As I’ve said before, parochial Americans, obsessed with the North Korean dictator Kim Jong-un and their own mercurial leader, Donald Trump, have failed to appreciate the South Korean president who is much more admirable than both of them.
That may be changing with a new article published The National Interest, a Washington foreign policy journal that depicts Moon as a “miracle” worker.
“Miracle” may be premature. Moon has powerful enemies lurking in Washington, namely Trump’s national security adviser John Bolton, who is seeking to control U.S. policy. But it is indisputable that Moon has taken on the mind bending task of coaxing these two inexperienced (and personally weird) leaders into a historic peace agreement. And he’s made more progress than anyone might have expected.

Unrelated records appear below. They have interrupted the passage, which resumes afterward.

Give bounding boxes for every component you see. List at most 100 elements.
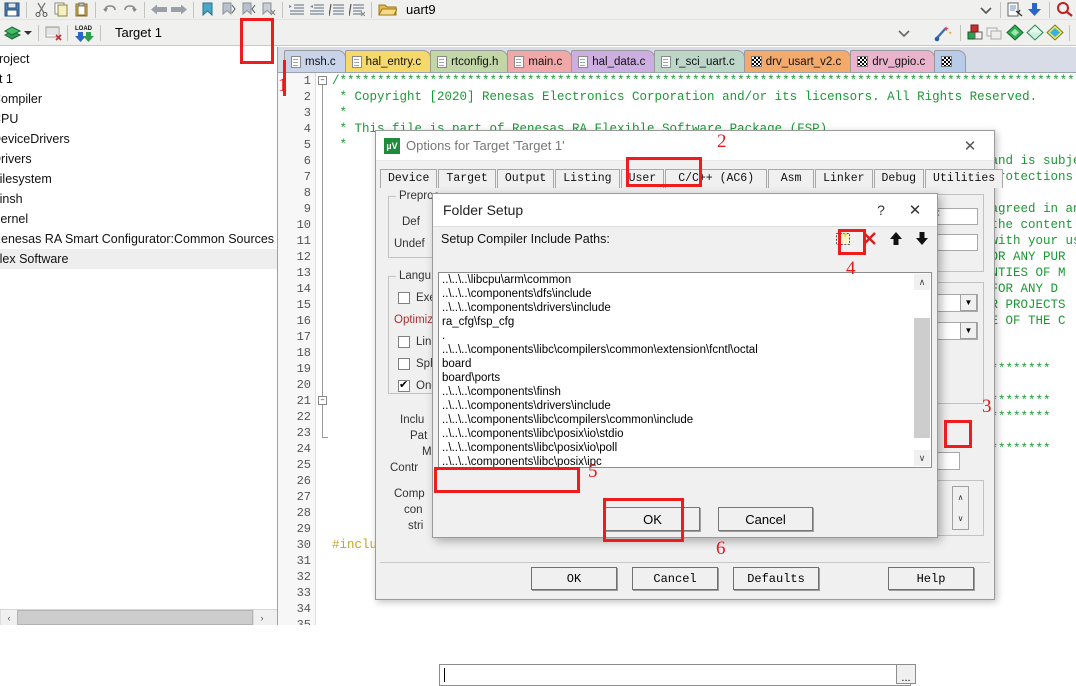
tab-listing[interactable]: Listing — [555, 169, 620, 188]
path-list-item[interactable]: . — [439, 329, 931, 343]
find-icon[interactable] — [1054, 1, 1074, 19]
rebuild-icon[interactable] — [43, 24, 63, 42]
fold-collapse-icon[interactable]: – — [318, 396, 327, 405]
manage-components-icon[interactable] — [965, 24, 985, 42]
folder-ok-button[interactable]: OK — [605, 507, 700, 531]
bookmark-prev-icon[interactable] — [238, 1, 258, 19]
tree-item-project[interactable]: project — [0, 49, 277, 69]
folder-setup-dialog[interactable]: Folder Setup ? ✕ Setup Compiler Include … — [432, 193, 938, 686]
path-list-item[interactable]: ..\..\..\components\drivers\include — [439, 399, 931, 413]
options-cancel-button[interactable]: Cancel — [632, 567, 718, 590]
path-list-item[interactable]: board — [439, 357, 931, 371]
build-dropdown-icon[interactable] — [22, 24, 34, 42]
tree-item-cpu[interactable]: CPU — [0, 109, 277, 129]
control-string-scrollbar[interactable]: ∧ ∨ — [952, 486, 969, 530]
tab-debug[interactable]: Debug — [873, 169, 925, 188]
editor-tab-bar[interactable]: msh.c hal_entry.c rtconfig.h main.c hal_… — [278, 47, 1076, 73]
scroll-thumb[interactable] — [914, 318, 930, 438]
scroll-up-icon[interactable]: ∧ — [914, 274, 930, 290]
multi-project-icon[interactable] — [985, 24, 1005, 42]
copy-icon[interactable] — [51, 1, 71, 19]
include-paths-list[interactable]: ..\..\..\libcpu\arm\common ..\..\..\comp… — [438, 272, 932, 468]
path-list-item[interactable]: ..\..\..\components\libc\compilers\commo… — [439, 413, 931, 427]
path-list-item[interactable]: ..\..\..\components\dfs\include — [439, 287, 931, 301]
open-project-icon[interactable] — [376, 1, 398, 19]
chevron-down-icon[interactable]: ▼ — [960, 322, 977, 339]
configuration-wizard-icon[interactable] — [1005, 24, 1025, 42]
tab-drv-usart-v2-c[interactable]: drv_usart_v2.c — [743, 50, 852, 72]
close-icon[interactable]: ✕ — [950, 137, 990, 155]
scroll-left-icon[interactable]: ‹ — [0, 610, 17, 625]
scroll-up-icon[interactable]: ∧ — [953, 487, 968, 508]
options-defaults-button[interactable]: Defaults — [733, 567, 819, 590]
target-dropdown-icon[interactable] — [894, 24, 914, 42]
fold-collapse-icon[interactable]: – — [318, 76, 327, 85]
tree-item-renesas-common-sources[interactable]: Renesas RA Smart Configurator:Common Sou… — [0, 229, 277, 249]
pack-installer-icon[interactable] — [1045, 24, 1065, 42]
tree-item-drivers[interactable]: Drivers — [0, 149, 277, 169]
tree-item-compiler[interactable]: Compiler — [0, 89, 277, 109]
cut-icon[interactable] — [31, 1, 51, 19]
target-options-magic-icon[interactable] — [930, 24, 956, 42]
help-icon[interactable]: ? — [865, 202, 897, 218]
path-list-item[interactable]: ..\..\..\libcpu\arm\common — [439, 273, 931, 287]
link-time-opt-checkbox[interactable] — [398, 336, 410, 348]
tree-item-finsh[interactable]: Finsh — [0, 189, 277, 209]
download-icon[interactable] — [1025, 1, 1045, 19]
build-icon[interactable] — [2, 24, 22, 42]
path-list-item[interactable]: ..\..\..\components\libc\posix\ipc — [439, 455, 931, 467]
tree-item-filesystem[interactable]: Filesystem — [0, 169, 277, 189]
path-list-item[interactable]: ..\..\..\components\libc\posix\io\poll — [439, 441, 931, 455]
tab-msh-c[interactable]: msh.c — [284, 50, 346, 72]
scroll-down-icon[interactable]: ∨ — [953, 508, 968, 529]
tab-user[interactable]: User — [620, 169, 665, 188]
redo-icon[interactable] — [120, 1, 140, 19]
tab-hal-entry-c[interactable]: hal_entry.c — [344, 50, 432, 72]
paths-vertical-scrollbar[interactable]: ∧ ∨ — [914, 274, 930, 466]
uncomment-icon[interactable] — [347, 1, 367, 19]
tab-cpp-ac6[interactable]: C/C++ (AC6) — [665, 169, 768, 188]
chevron-down-icon[interactable]: ▼ — [960, 294, 977, 311]
target-options-icon[interactable] — [1005, 1, 1025, 19]
tree-item-kernel[interactable]: Kernel — [0, 209, 277, 229]
tab-utilities[interactable]: Utilities — [925, 169, 1004, 188]
project-tree[interactable]: project et 1 Compiler CPU DeviceDrivers … — [0, 47, 277, 269]
indent-icon[interactable] — [287, 1, 307, 19]
sidebar-horizontal-scrollbar[interactable]: ‹ › — [0, 609, 277, 625]
tab-drv-gpio-c[interactable]: drv_gpio.c — [850, 50, 936, 72]
project-tree-panel[interactable]: project et 1 Compiler CPU DeviceDrivers … — [0, 47, 278, 625]
execute-only-checkbox[interactable] — [398, 292, 410, 304]
comment-icon[interactable] — [327, 1, 347, 19]
path-list-item[interactable]: ..\..\..\components\libc\posix\io\stdio — [439, 427, 931, 441]
split-sections-checkbox[interactable] — [398, 358, 410, 370]
undo-icon[interactable] — [100, 1, 120, 19]
load-icon[interactable]: LOAD — [72, 24, 96, 42]
path-list-item[interactable]: ..\..\..\components\libc\compilers\commo… — [439, 343, 931, 357]
scroll-down-icon[interactable]: ∨ — [914, 450, 930, 466]
tab-main-c[interactable]: main.c — [507, 50, 573, 72]
scroll-thumb[interactable] — [17, 610, 253, 625]
options-tab-strip[interactable]: Device Target Output Listing User C/C++ … — [380, 166, 1004, 188]
tab-overflow[interactable] — [934, 50, 967, 72]
back-icon[interactable] — [149, 1, 169, 19]
tree-item-flex-software[interactable]: Flex Software — [0, 249, 277, 269]
path-list-item[interactable]: ..\..\..\components\drivers\include — [439, 301, 931, 315]
packs-icon[interactable] — [1025, 24, 1045, 42]
tree-item-target[interactable]: et 1 — [0, 69, 277, 89]
folder-cancel-button[interactable]: Cancel — [718, 507, 813, 531]
outdent-icon[interactable] — [307, 1, 327, 19]
tab-target[interactable]: Target — [438, 169, 496, 188]
forward-icon[interactable] — [169, 1, 189, 19]
move-down-icon[interactable] — [912, 229, 931, 248]
scroll-right-icon[interactable]: › — [253, 610, 270, 625]
move-up-icon[interactable] — [886, 229, 905, 248]
new-path-icon[interactable] — [834, 229, 853, 248]
path-list-item[interactable]: board\ports — [439, 371, 931, 385]
bookmark-clear-icon[interactable] — [258, 1, 278, 19]
path-input-field[interactable] — [439, 664, 911, 686]
code-fold-rail[interactable]: – – — [316, 73, 330, 625]
path-list-item[interactable]: ra_cfg\fsp_cfg — [439, 315, 931, 329]
tab-output[interactable]: Output — [496, 169, 555, 188]
close-icon[interactable]: ✕ — [897, 201, 933, 219]
options-help-button[interactable]: Help — [888, 567, 974, 590]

Moon’s mission in Washington this week, according to authors Harry Kazianias and Daniel DePetris.
It will be important for Moon to know if Bolton is truly just the voice of an administration trying to project an image of strength, or whether he is truly the man driving the administration’s negotiation strategy.
Moon will need to ask some hard questions, they say.
He must know if Washington is truly serious about offering absolutely zero sanctions relief until full denuclearization—something that could take a decade or more to achieve—or if there is some middle ground that could be found. We would suspect that most in the administration—besides John Bolton—would be open to at least a small compromise on this issue.
And he will need to craft a compromise solution that can restart the talks that failed in Hanoi in February. He, not Trump, not Kim, is the key to peace on the Korean peninsula.